Blizzard isn’t the only gaming studio under fire by regulators in California: We’ve been covering a similar situation within League of Legends company Riot Games since 2018, when Kotaku’s expose of workplace conditions was followed by an employee walkout, multiple lawsuits, and that eternal story about the company VP who repeatedly grabbed subordinates’ balls was given a slap on the wrist. In 2020, the plaintiffs in one class-action lawsuit withdrew their agreement to Riot’s $10M settlement proposal at the urging of no less than the very same California DFEH and DLSE; the suit went back to court, but the judge sent it to arbitration, excepting one plaintiff who wasn’t bound by an arbitration clause and was given leave to pursue her suit. The DFEH and DLSE also lodged their own separate enforcement suit against the company.
We’re recapping all of this because Riot’s making headlines again this week for the same scandal. In 2019, in the middle of all of the accusations back in 2019, when the California DFEH filed its own suit and confirmed its investigation, it did so specifically because it said Riot wasn’t fully cooperating with its investigation – that it had “refused to provide the Department with adequate information for DFEH to analyze whether women are paid less than men at the company,” which it is required to do by law.
“Riot told Kotaku that it’s cooperating in good faith, though this is a company that also thought the appropriate punishment for a VP who repeatedly grabbed staff members’ balls was unpaid leave over Christmas,” we noted at the time. No, we won’t stop pointing this out.
Anyhow, Gamasutra is now reporting that the California DFEH is continuing to find that Riot is impeding this investigation. Earlier this summer, it filed to compel the company to stop interfering with employees’ right to speak to government investigators, which surely Riot’s attorneys know is against the law.

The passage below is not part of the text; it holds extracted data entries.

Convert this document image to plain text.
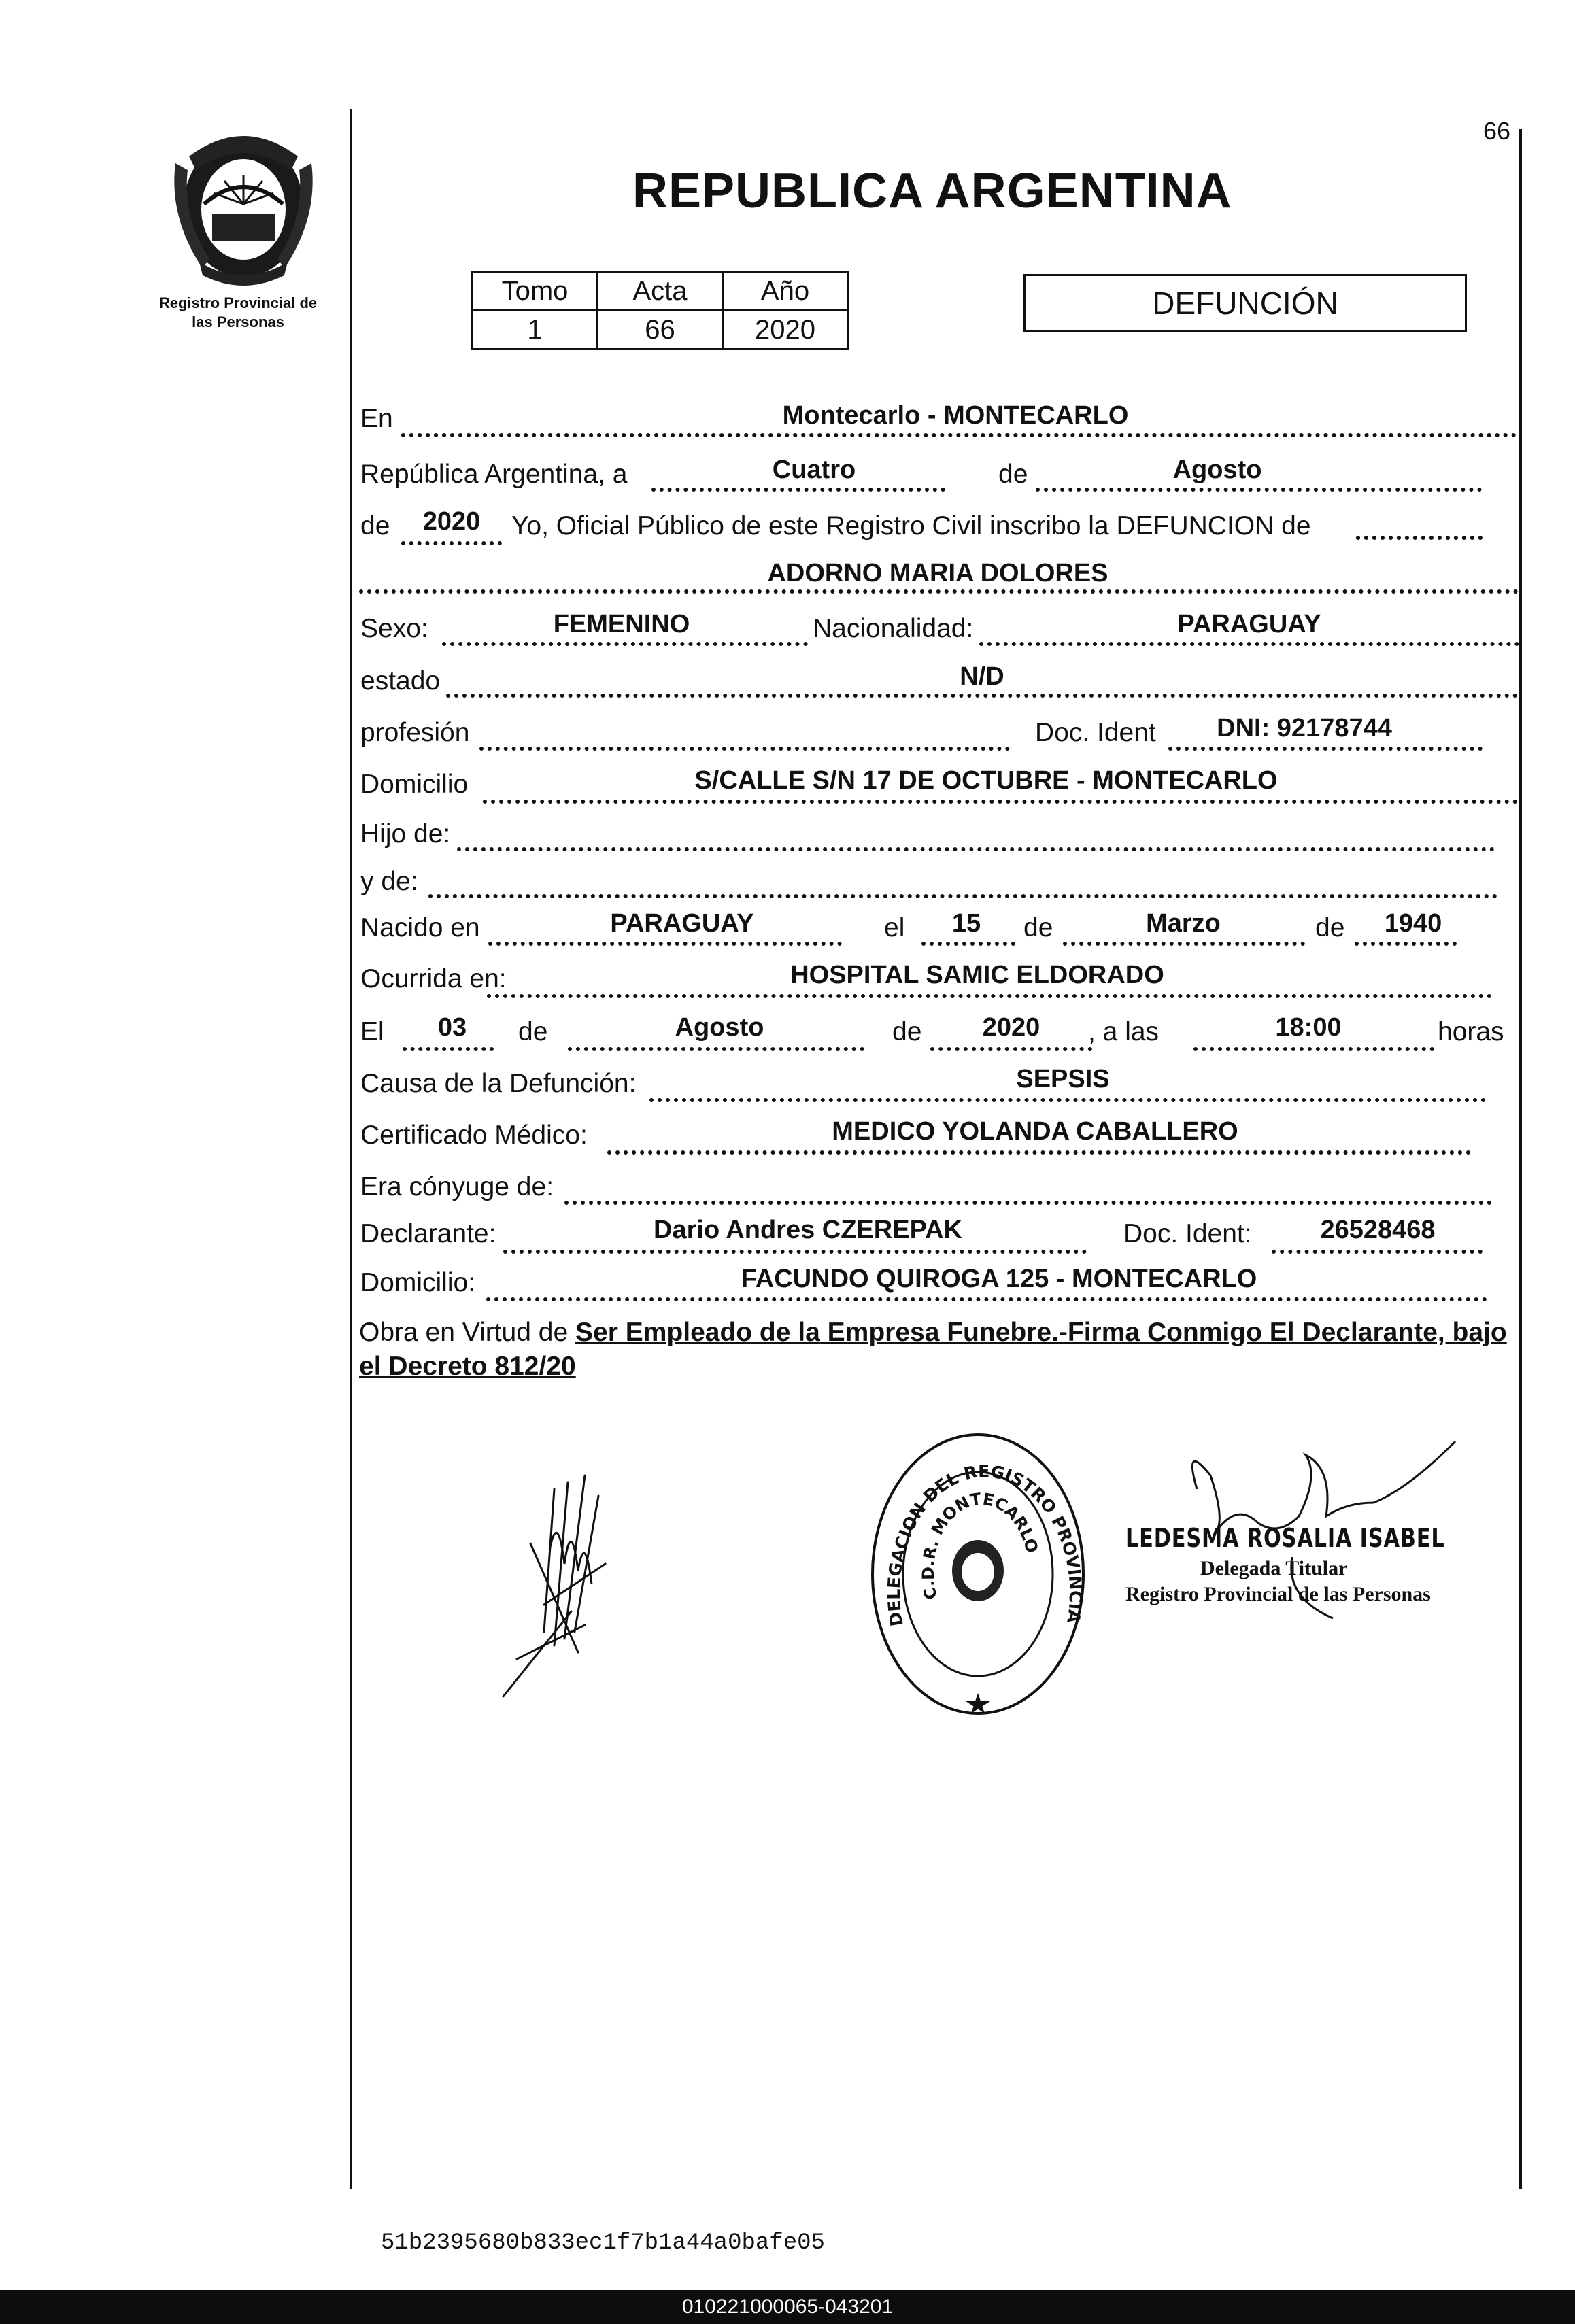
Registro Provincial de
las Personas
66
REPUBLICA ARGENTINA
Tomo	Acta	Año
1	66	2020
DEFUNCIÓN
En	Montecarlo - MONTECARLO
República Argentina, a	Cuatro	de	Agosto
de 2020 Yo, Oficial Público de este Registro Civil inscribo la DEFUNCION de
ADORNO MARIA DOLORES
Sexo:	FEMENINO	Nacionalidad:	PARAGUAY
estado	N/D
profesión	Doc. Ident DNI: 92178744
Domicilio	S/CALLE S/N 17 DE OCTUBRE - MONTECARLO
Hijo de:
y de:
Nacido en	PARAGUAY	el 15 de	Marzo	de 1940
Ocurrida en:	HOSPITAL SAMIC ELDORADO
El 03 de	Agosto	de 2020 , a las	18:00	horas
Causa de la Defunción:	SEPSIS
Certificado Médico:	MEDICO YOLANDA CABALLERO
Era cónyuge de:
Declarante:	Dario Andres CZEREPAK	Doc. Ident:	26528468
Domicilio:	FACUNDO QUIROGA 125 - MONTECARLO
Obra en Virtud de Ser Empleado de la Empresa Funebre.-Firma Conmigo El Declarante, bajo el Decreto 812/20
DELEGACION DEL REGISTRO PROVINCIA
C.D.R. MONTECARLO	LEDESMA ROSALIA ISABEL
Delegada Titular
Registro Provincial de las Personas
51b2395680b833ec1f7b1a44a0bafe05
010221000065-043201
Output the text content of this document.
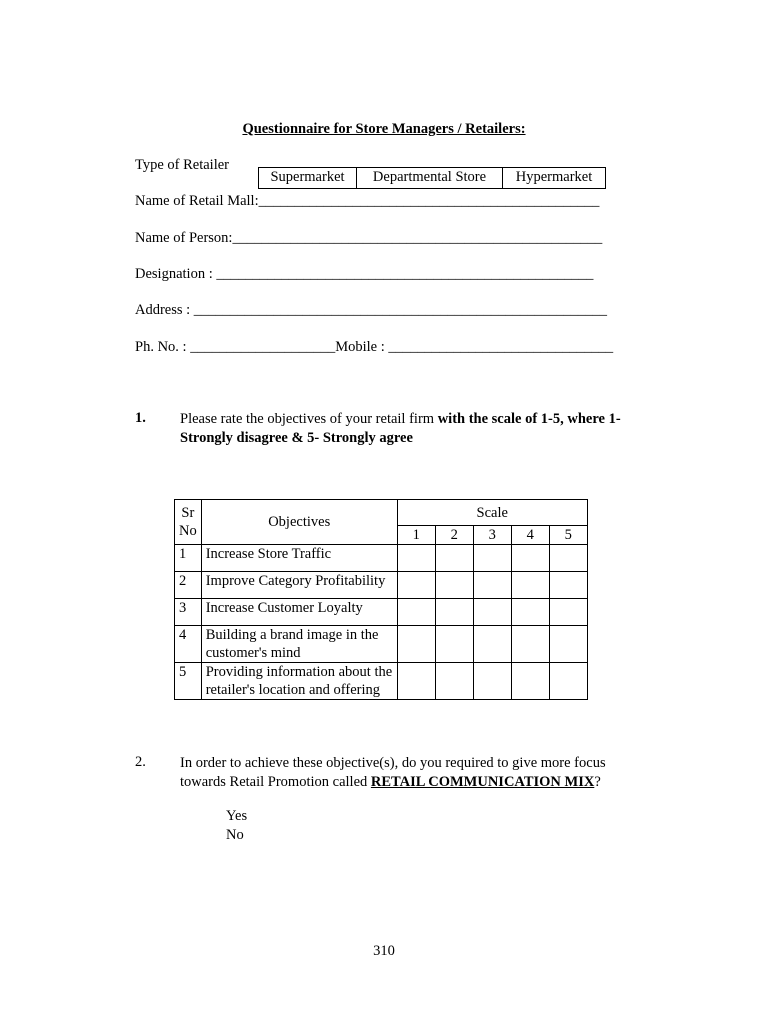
Questionnaire for Store Managers / Retailers:
Type of Retailer
Supermarket	Departmental Store	Hypermarket
Name of Retail Mall:_______________________________________________
Name of Person:___________________________________________________
Designation : ____________________________________________________
Address : _________________________________________________________
Ph. No. : ____________________Mobile : _______________________________
1. Please rate the objectives of your retail firm with the scale of 1-5, where 1- Strongly disagree & 5- Strongly agree
Sr No	Objectives	Scale				
		1	2	3	4	5
1	Increase Store Traffic					
2	Improve Category Profitability					
3	Increase Customer Loyalty					
4	Building a brand image in the customer's mind					
5	Providing information about the retailer's location and offering					
2. In order to achieve these objective(s), do you required to give more focus towards Retail Promotion called RETAIL COMMUNICATION MIX?
Yes
No
310
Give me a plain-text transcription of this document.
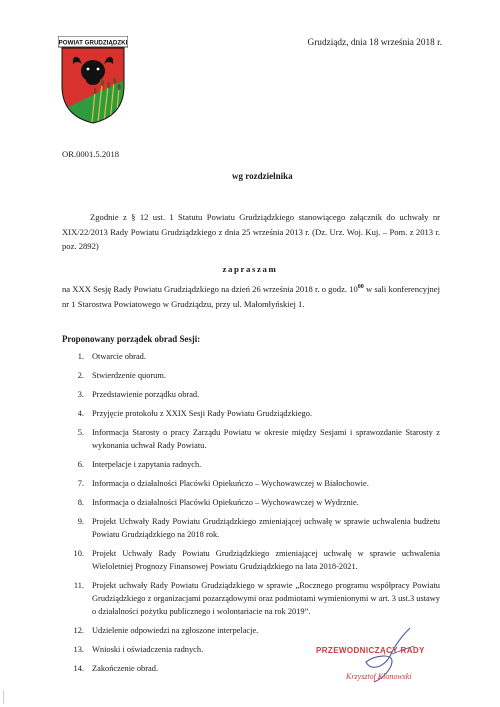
POWIAT GRUDZIĄDZKI	Grudziądz, dnia 18 września 2018 r.
OR.0001.5.2018
wg rozdzielnika
Zgodnie z § 12 ust. 1 Statutu Powiatu Grudziądzkiego stanowiącego załącznik do uchwały nr XIX/22/2013 Rady Powiatu Grudziądzkiego z dnia 25 września 2013 r. (Dz. Urz. Woj. Kuj. – Pom. z 2013 r. poz. 2892)
zapraszam
na XXX Sesję Rady Powiatu Grudziądzkiego na dzień 26 września 2018 r. o godz. $10^{00}$ w sali konferencyjnej nr 1 Starostwa Powiatowego w Grudziądzu, przy ul. Małomłyńskiej 1.
Proponowany porządek obrad Sesji:
1. Otwarcie obrad.
2. Stwierdzenie quorum.
3. Przedstawienie porządku obrad.
4. Przyjęcie protokołu z XXIX Sesji Rady Powiatu Grudziądzkiego.
5. Informacja Starosty o pracy Zarządu Powiatu w okresie między Sesjami i sprawozdanie Starosty z wykonania uchwał Rady Powiatu.
6. Interpelacje i zapytania radnych.
7. Informacja o działalności Placówki Opiekuńczo – Wychowawczej w Białochowie.
8. Informacja o działalności Placówki Opiekuńczo – Wychowawczej w Wydrznie.
9. Projekt Uchwały Rady Powiatu Grudziądzkiego zmieniającej uchwałę w sprawie uchwalenia budżetu Powiatu Grudziądzkiego na 2018 rok.
10. Projekt Uchwały Rady Powiatu Grudziądzkiego zmieniającej uchwałę w sprawie uchwalenia Wieloletniej Prognozy Finansowej Powiatu Grudziądzkiego na lata 2018-2021.
11. Projekt uchwały Rady Powiatu Grudziądzkiego w sprawie „Rocznego programu współpracy Powiatu Grudziądzkiego z organizacjami pozarządowymi oraz podmiotami wymienionymi w art. 3 ust.3 ustawy o działalności pożytku publicznego i wolontariacie na rok 2019”.
12. Udzielenie odpowiedzi na zgłoszone interpelacje.
13. Wnioski i oświadczenia radnych.
14. Zakończenie obrad.
PRZEWODNICZĄCY RADY
Krzysztof Klonowski
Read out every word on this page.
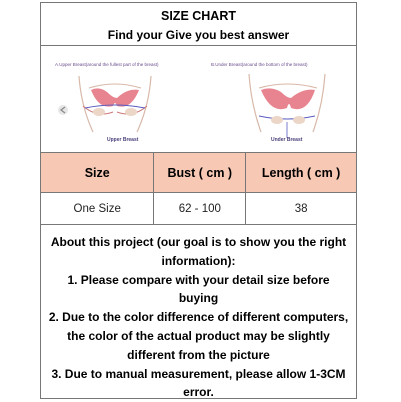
SIZE CHART
Find your Give you best answer
A.Upper Breast(around the fullest part of the breast)	B.Under Breast(around the bottom of the breast)
Upper Breast	Under Breast
Size	Bust ( cm )	Length ( cm )
One Size	62 - 100	38

About this project (our goal is to show you the right information):

1. Please compare with your detail size before buying

2. Due to the color difference of different computers, the color of the actual product may be slightly different from the picture

3. Due to manual measurement, please allow 1-3CM error.
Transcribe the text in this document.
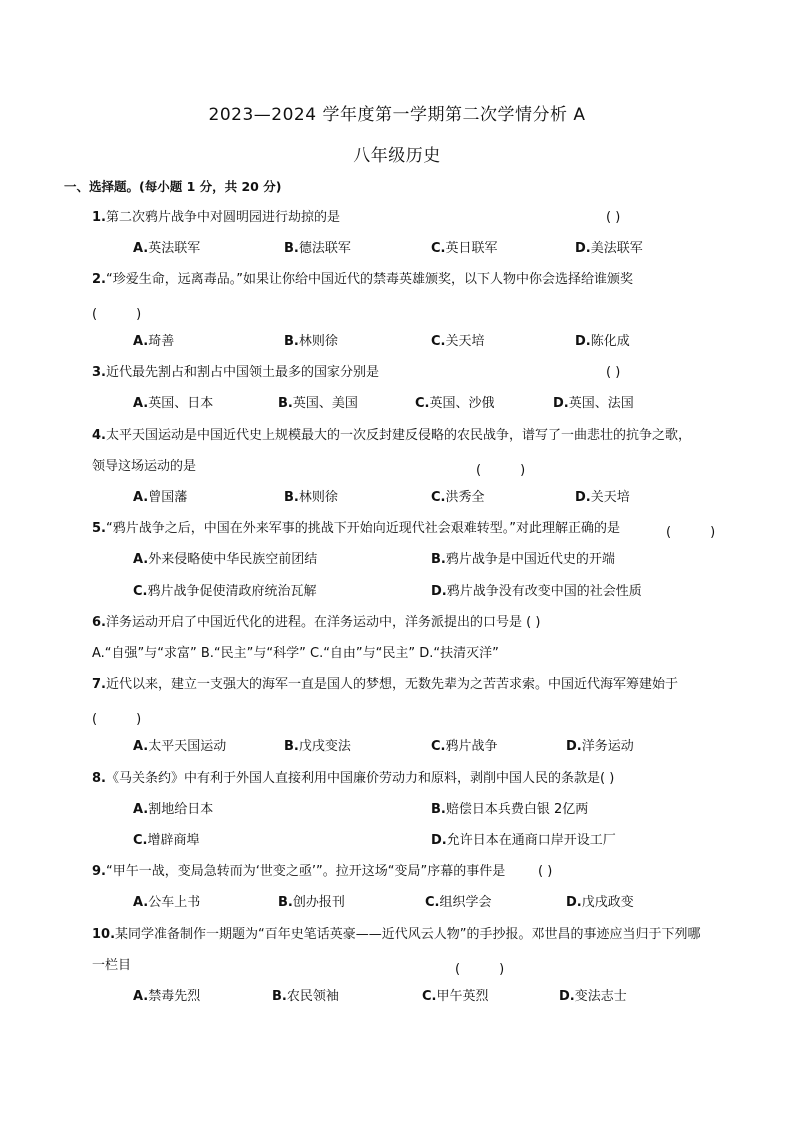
2023—2024 学年度第一学期第二次学情分析 A
八年级历史
一、选择题。(每小题 1 分，共 20 分)
1.第二次鸦片战争中对圆明园进行劫掠的是	( )
A.英法联军	B.德法联军	C.英日联军	D.美法联军
2.“珍爱生命，远离毒品。”如果让你给中国近代的禁毒英雄颁奖，以下人物中你会选择给谁颁奖
(　　　)
A.琦善	B.林则徐	C.关天培	D.陈化成
3.近代最先割占和割占中国领土最多的国家分别是	( )
A.英国、日本	B.英国、美国	C.英国、沙俄	D.英国、法国
4.太平天国运动是中国近代史上规模最大的一次反封建反侵略的农民战争，谱写了一曲悲壮的抗争之歌，
领导这场运动的是	(　　　)
A.曾国藩	B.林则徐	C.洪秀全	D.关天培
5.“鸦片战争之后，中国在外来军事的挑战下开始向近现代社会艰难转型。”对此理解正确的是	(　　　)
A.外来侵略使中华民族空前团结	B.鸦片战争是中国近代史的开端
C.鸦片战争促使清政府统治瓦解	D.鸦片战争没有改变中国的社会性质
6.洋务运动开启了中国近代化的进程。在洋务运动中，洋务派提出的口号是 ( )
A.“自强”与“求富” B.“民主”与“科学” C.“自由”与“民主” D.“扶清灭洋”
7.近代以来，建立一支强大的海军一直是国人的梦想，无数先辈为之苦苦求索。中国近代海军筹建始于
(　　　)
A.太平天国运动	B.戊戌变法	C.鸦片战争	D.洋务运动
8.《马关条约》中有利于外国人直接利用中国廉价劳动力和原料，剥削中国人民的条款是( )
A.割地给日本	B.赔偿日本兵费白银 2亿两
C.增辟商埠	D.允许日本在通商口岸开设工厂
9.“甲午一战，变局急转而为‘世变之亟’”。拉开这场“变局”序幕的事件是	( )
A.公车上书	B.创办报刊	C.组织学会	D.戊戌政变
10.某同学准备制作一期题为“百年史笔话英豪——近代风云人物”的手抄报。邓世昌的事迹应当归于下列哪
一栏目	(　　　)
A.禁毒先烈	B.农民领袖	C.甲午英烈	D.变法志士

“California’s civil rights agency, the Department of Fair Employment and Housing (DFEH) today asked the Los Angeles Superior Court to compel Riot Games Inc.’s compliance with the Court’s June 4, 2021 order requiring the company to send a notice to its workers about their rights to speak with DFEH,” the DFEH writes this week. “The notice will advise workers of their right to speak freely with the government about unlawful workplace practices and participate in DFEH’s pending action, without fear of retaliation, regardless of non-disparagement and nondisclosure terms in their settlement agreements.”
California also summarizes its concerns about Riot retaliation and its slow compliance over the last few years.
“In 2019, more than a year after the government opened a company-wide investigation of sexual harassment, sex discrimination, and sexual assault at Riot Games, the company announced it had reached secret settlement agreements with approximately 100 women who waived their claims and rights, without notice of the government’s actions. For the next 18 months, the DFEH sought the secret settlement agreements. The Court ordered Riot to produce them to the government in January 2021; however, Riot delayed production until April 2021. Alarmed by language in Riot’s settlement and separation agreements that suggested employees could not voluntarily and candidly speak with the government about sexual harassment and other violations, and obtain relief in the government’s actions, DFEH promptly moved for relief from the Court. The Court ordered Riot to issue the corrective notice; however, Riot has delayed the process for two months. The court-ordered notice informs workers that they ‘may freely cooperate, participate, and obtain potential relief, if awarded,’ in DFEH’s pending action, and that ‘Riot Games cannot retaliate or take any adverse action against [them] for speaking with DFEH, participating in DFEH pending action, or obtaining potential relief in such action.’ Moreover, ‘Riot Games cannot require [any worker] to either notify the company or obtain permission before speaking with DFEH,’ and that ‘[i]t is unlawful for [any] employer to retaliate against [workers] for speaking to the government or otherwise voluntarily participating or cooperating in government proceedings.'”
Riot told Gamasutra that it hasn’t been retaliating or blocking current or former employees from speaking out, but again, this is a company that responded to a labor walkout by hiring a union-busting firm, so continuing skepticism is warranted.